1. Field of the Invention
The invention relates to a CSP type semiconductor device with high reliability and a manufacturing method thereof.
2. Description of the Related Art
CSP (Chip Size Package) has received attention as a new packaging technology in recent years. The CSP means a small package having almost the same outside dimensions as those of a semiconductor die packaged in it.
Conventionally, a BGA (Ball Grid Array) type semiconductor device has been known as a kind of CSP. Ball-shaped conductive terminals are provided in this BGA type semiconductor device, being electrically connected with pad electrodes on a semiconductor substrate.
When this BGA type semiconductor device is mounted on electronic equipment, a semiconductor die is electrically connected with an external circuit on a printed circuit board by compression bonding of the conductive terminals to wiring patterns on the printed circuit board.
Such a BGA type electronic device has advantages in providing a large number of conductive terminals and in reducing size over other CSP type semiconductor devices such as SOP (Small Outline Package) and QFP (Quad Flat Package), which have lead pins protruding from their sides. Therefore, the BGA type electronic device is broadly used as an image sensor chip for a digital camera incorporated into a mobile telephone or the like, for example.
Hereafter, the conventional BGA type semiconductor device will be described using figures (FIGS. 7 to 10).
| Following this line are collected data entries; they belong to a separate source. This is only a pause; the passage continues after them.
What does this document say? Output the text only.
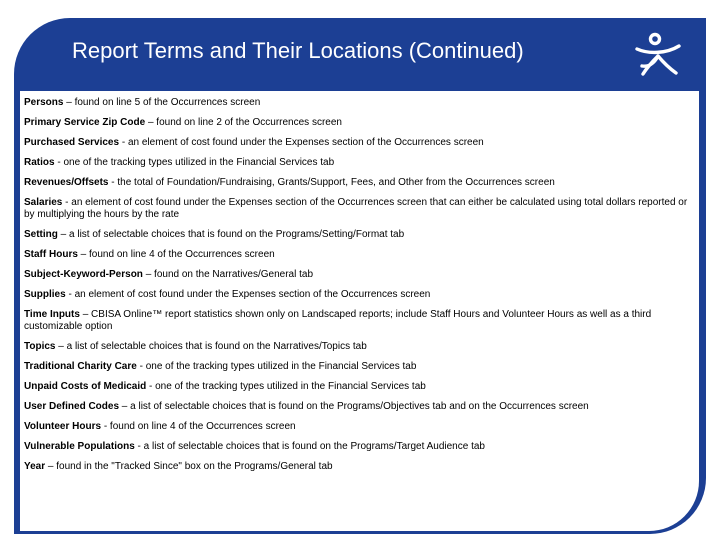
Report Terms and Their Locations (Continued)
Persons – found on line 5 of the Occurrences screen
Primary Service Zip Code – found on line 2 of the Occurrences screen
Purchased Services - an element of cost found under the Expenses section of the Occurrences screen
Ratios - one of the tracking types utilized in the Financial Services tab
Revenues/Offsets - the total of Foundation/Fundraising, Grants/Support, Fees, and Other from the Occurrences screen
Salaries - an element of cost found under the Expenses section of the Occurrences screen that can either be calculated using total dollars reported or by multiplying the hours by the rate
Setting – a list of selectable choices that is found on the Programs/Setting/Format tab
Staff Hours – found on line 4 of the Occurrences screen
Subject-Keyword-Person – found on the Narratives/General tab
Supplies - an element of cost found under the Expenses section of the Occurrences screen
Time Inputs – CBISA Online™ report statistics shown only on Landscaped reports; include Staff Hours and Volunteer Hours as well as a third customizable option
Topics – a list of selectable choices that is found on the Narratives/Topics tab
Traditional Charity Care - one of the tracking types utilized in the Financial Services tab
Unpaid Costs of Medicaid - one of the tracking types utilized in the Financial Services tab
User Defined Codes – a list of selectable choices that is found on the Programs/Objectives tab and on the Occurrences screen
Volunteer Hours - found on line 4 of the Occurrences screen
Vulnerable Populations - a list of selectable choices that is found on the Programs/Target Audience tab
Year – found in the "Tracked Since" box on the Programs/General tab
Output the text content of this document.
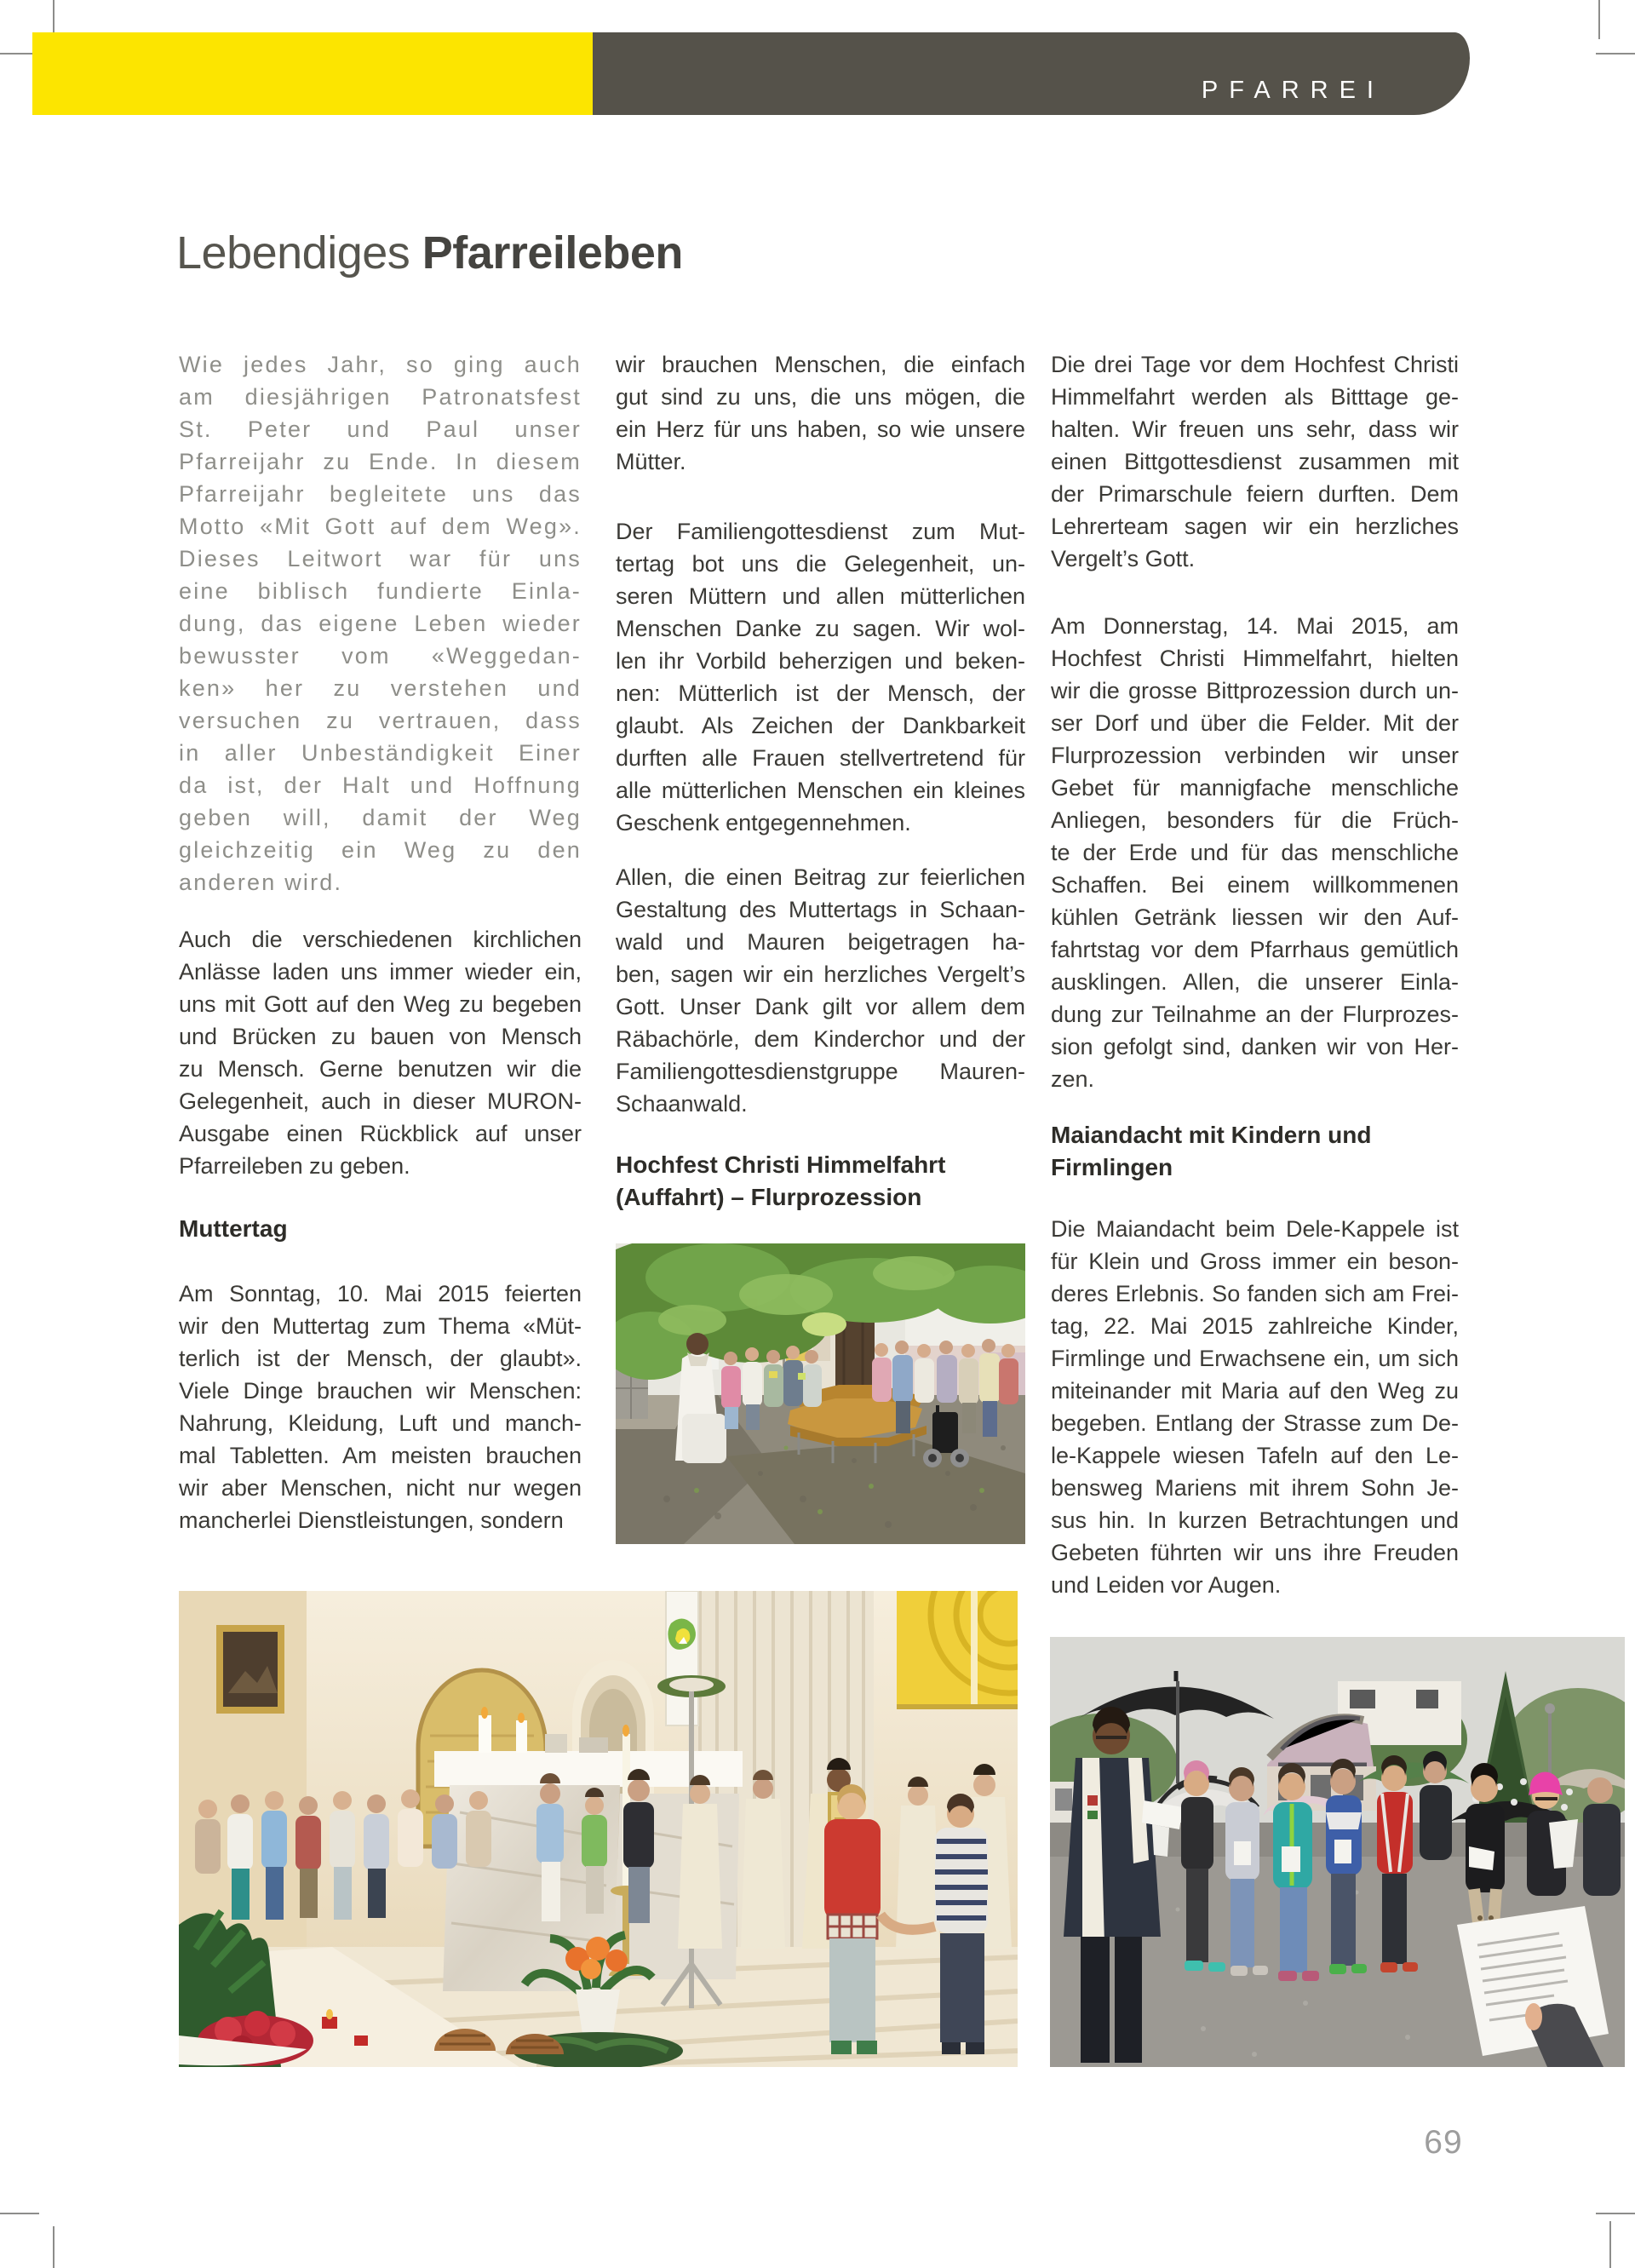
PFARREI
Lebendiges Pfarreileben
Wie jedes Jahr, so ging auch
am diesjährigen Patronatsfest
St. Peter und Paul unser
Pfarreijahr zu Ende. In diesem
Pfarreijahr begleitete uns das
Motto «Mit Gott auf dem Weg».
Dieses Leitwort war für uns
eine biblisch fundierte Einla-
dung, das eigene Leben wieder
bewusster vom «Weggedan-
ken» her zu verstehen und
versuchen zu vertrauen, dass
in aller Unbeständigkeit Einer
da ist, der Halt und Hoffnung
geben will, damit der Weg
gleichzeitig ein Weg zu den
anderen wird.
Auch die verschiedenen kirchlichen
Anlässe laden uns immer wieder ein,
uns mit Gott auf den Weg zu begeben
und Brücken zu bauen von Mensch
zu Mensch. Gerne benutzen wir die
Gelegenheit, auch in dieser MURON-
Ausgabe einen Rückblick auf unser
Pfarreileben zu geben.
Muttertag
Am Sonntag, 10. Mai 2015 feierten
wir den Muttertag zum Thema «Müt-
terlich ist der Mensch, der glaubt».
Viele Dinge brauchen wir Menschen:
Nahrung, Kleidung, Luft und manch-
mal Tabletten. Am meisten brauchen
wir aber Menschen, nicht nur wegen
mancherlei Dienstleistungen, sondern
wir brauchen Menschen, die einfach
gut sind zu uns, die uns mögen, die
ein Herz für uns haben, so wie unsere
Mütter.
Der Familiengottesdienst zum Mut-
tertag bot uns die Gelegenheit, un-
seren Müttern und allen mütterlichen
Menschen Danke zu sagen. Wir wol-
len ihr Vorbild beherzigen und beken-
nen: Mütterlich ist der Mensch, der
glaubt. Als Zeichen der Dankbarkeit
durften alle Frauen stellvertretend für
alle mütterlichen Menschen ein kleines
Geschenk entgegennehmen.
Allen, die einen Beitrag zur feierlichen
Gestaltung des Muttertags in Schaan-
wald und Mauren beigetragen ha-
ben, sagen wir ein herzliches Vergelt’s
Gott. Unser Dank gilt vor allem dem
Räbachörle, dem Kinderchor und der
Familiengottesdienstgruppe Mauren-
Schaanwald.
Hochfest Christi Himmelfahrt
(Auffahrt) – Flurprozession
Die drei Tage vor dem Hochfest Christi
Himmelfahrt werden als Bitttage ge-
halten. Wir freuen uns sehr, dass wir
einen Bittgottesdienst zusammen mit
der Primarschule feiern durften. Dem
Lehrerteam sagen wir ein herzliches
Vergelt’s Gott.
Am Donnerstag, 14. Mai 2015, am
Hochfest Christi Himmelfahrt, hielten
wir die grosse Bittprozession durch un-
ser Dorf und über die Felder. Mit der
Flurprozession verbinden wir unser
Gebet für mannigfache menschliche
Anliegen, besonders für die Früch-
te der Erde und für das menschliche
Schaffen. Bei einem willkommenen
kühlen Getränk liessen wir den Auf-
fahrtstag vor dem Pfarrhaus gemütlich
ausklingen. Allen, die unserer Einla-
dung zur Teilnahme an der Flurprozes-
sion gefolgt sind, danken wir von Her-
zen.
Maiandacht mit Kindern und
Firmlingen
Die Maiandacht beim Dele-Kappele ist
für Klein und Gross immer ein beson-
deres Erlebnis. So fanden sich am Frei-
tag, 22. Mai 2015 zahlreiche Kinder,
Firmlinge und Erwachsene ein, um sich
miteinander mit Maria auf den Weg zu
begeben. Entlang der Strasse zum De-
le-Kappele wiesen Tafeln auf den Le-
bensweg Mariens mit ihrem Sohn Je-
sus hin. In kurzen Betrachtungen und
Gebeten führten wir uns ihre Freuden
und Leiden vor Augen.
69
FIGS. 7 to 10 show cross-sectional views in process order.
First, a silicon oxide film 101 and an interlayer insulation film 102 (a polyimide type resin film, a PSG film, or the like) are formed on a semiconductor substrate 100 made of silicon (Si) or the like as shown in FIG. 7.
A metal layer (aluminum layer) is then formed on the interlayer insulation film 102 and patterned using a mask (not shown) to form a pad electrode 103 on the interlayer insulation film 102.
Next, a passivation film 104 made of solder resist or the like is formed on the front side of the semiconductor substrate 100 including on the pad electrode 103, and exposure and development are performed to the passivation film 104, thereby forming an opening 105 exposing a predetermined surface of the pad electrode 103 as shown in FIG. 8.
Then, a plating layer 106 having a layered structure of nickel (Ni) and gold (Au) is formed on the pad electrode 103 exposed in the opening 105 by an electrolytic plating method or an electroless plating method as shown in FIG. 9.
A portion near an end portion of the pad electrode 103 is not covered with the plating layer 106, leaving an exposed portion 107. There can be various causes of the formation of this exposed portion 107. One example is that residues of the passivation film 104 are easy to remain on its sidewall (patterned surface) when the opening 105 is formed due to filler (additive) or the like added to the passivation film 104 for preventing the passivation film 104 from warping, and the residue makes the sidewall uneven, so that the plating layer 106 does not adhere to the sidewall enough. It is noted that the exposed portion 107 means a portion exposing the pad electrode 103 between the passivation film 104 and the plating layer 106.
Next, a solder ball is fixed to a predetermined region of the plating layer 106 by an electrolytic plating method or an electroless plating method, thereby forming a conductive terminal 108 as shown in FIG. 10.
It is possible to form the conductive terminal 108 by screen-printing solder and reflowing the solder by a heat treatment (solder bump).
The relevant technology is disclosed in Japanese Patent Application Publication No. 2000-299406.
In the described conventional BGA type semiconductor device, however, a substance such as moisture, chemicals, a corrosive gas, metal ions, or the like that causes corrosion infiltrates through the exposed portion 107 to corrode the pad electrode 103 and reduces the reliability of the semiconductor device.